Children's burial ground, Scariff, Co. Kerry
Co. Kerry |
Burial Grounds
On a small island five kilometres south-west of Hog's Head, at the mouth of Kenmare Bay, there is a burial ground that has left almost no trace above ground.
Recorded in the mid-twentieth century as a ceallúnach, the Irish term for a children's burial ground or unconsecrated burial place typically used for unbaptised infants and others excluded from churchyard burial, it was noted by a researcher named Henry in 1957 as being situated roughly ninety metres north-east of a ruined oratory. Even then he described it as offering nothing in the way of visible features. Today, nothing at all can be seen at the surface.

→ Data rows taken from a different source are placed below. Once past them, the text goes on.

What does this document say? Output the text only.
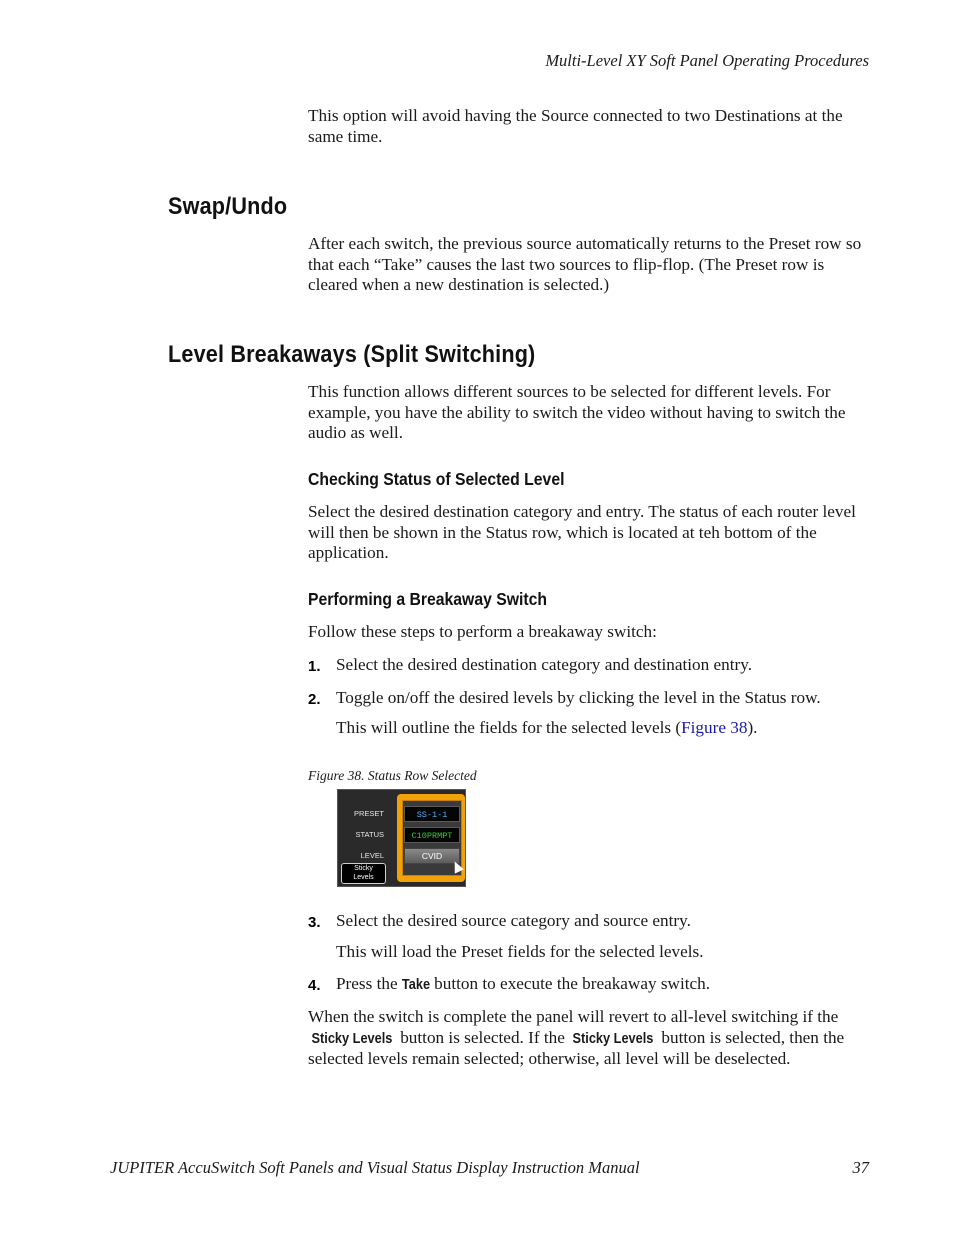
Multi-Level XY Soft Panel Operating Procedures

This option will avoid having the Source connected to two Destinations at the same time.

Swap/Undo

After each switch, the previous source automatically returns to the Preset row so that each “Take” causes the last two sources to flip-flop. (The Preset row is cleared when a new destination is selected.)

Level Breakaways (Split Switching)

This function allows different sources to be selected for different levels. For example, you have the ability to switch the video without having to switch the audio as well.

Checking Status of Selected Level

Select the desired destination category and entry. The status of each router level will then be shown in the Status row, which is located at teh bottom of the application.

Performing a Breakaway Switch

Follow these steps to perform a breakaway switch:

1. Select the desired destination category and destination entry.
2. Toggle on/off the desired levels by clicking the level in the Status row.
This will outline the fields for the selected levels (Figure 38).
Figure 38. Status Row Selected
PRESET
STATUS
LEVEL
SS-1-1
C10PRMPT
CVID
Sticky
Levels
3. Select the desired source category and source entry.
This will load the Preset fields for the selected levels.
4. Press the Take button to execute the breakaway switch.

When the switch is complete the panel will revert to all-level switching if the Sticky Levels button is selected. If the Sticky Levels button is selected, then the selected levels remain selected; otherwise, all level will be deselected.

JUPITER AccuSwitch Soft Panels and Visual Status Display Instruction Manual	37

What makes the site quietly compelling is its possible connection to a far more dramatic event. The Ordnance Survey Name Books for the parish of Kilcrohane record that a disused burial place on Scariff Island was the resting place of Francis O'Sullivan, Provincial of the Irish Franciscan Order, who was executed on the island in 1653. If this identification is correct, then a senior figure in the Irish Catholic church in the years following the Cromwellian conquest met his end here and was buried in a plot already marginal to the formal rites of the faith he served. The broader ecclesiastical site on the island, reached by a path climbing from the landing place at Cuas na Naomh on the north-east shore, includes the remains of a terraced oval enclosure containing the oratory, a burial ground, and a nineteenth-century house. Outside the enclosure to the south-west there is also a souterrain, an underground stone-lined passage of the kind associated with early medieval Irish settlements, sometimes used for storage or refuge. The ceallúnach sits apart from all of this, to the north-east, and whatever physical form it once had has long since gone.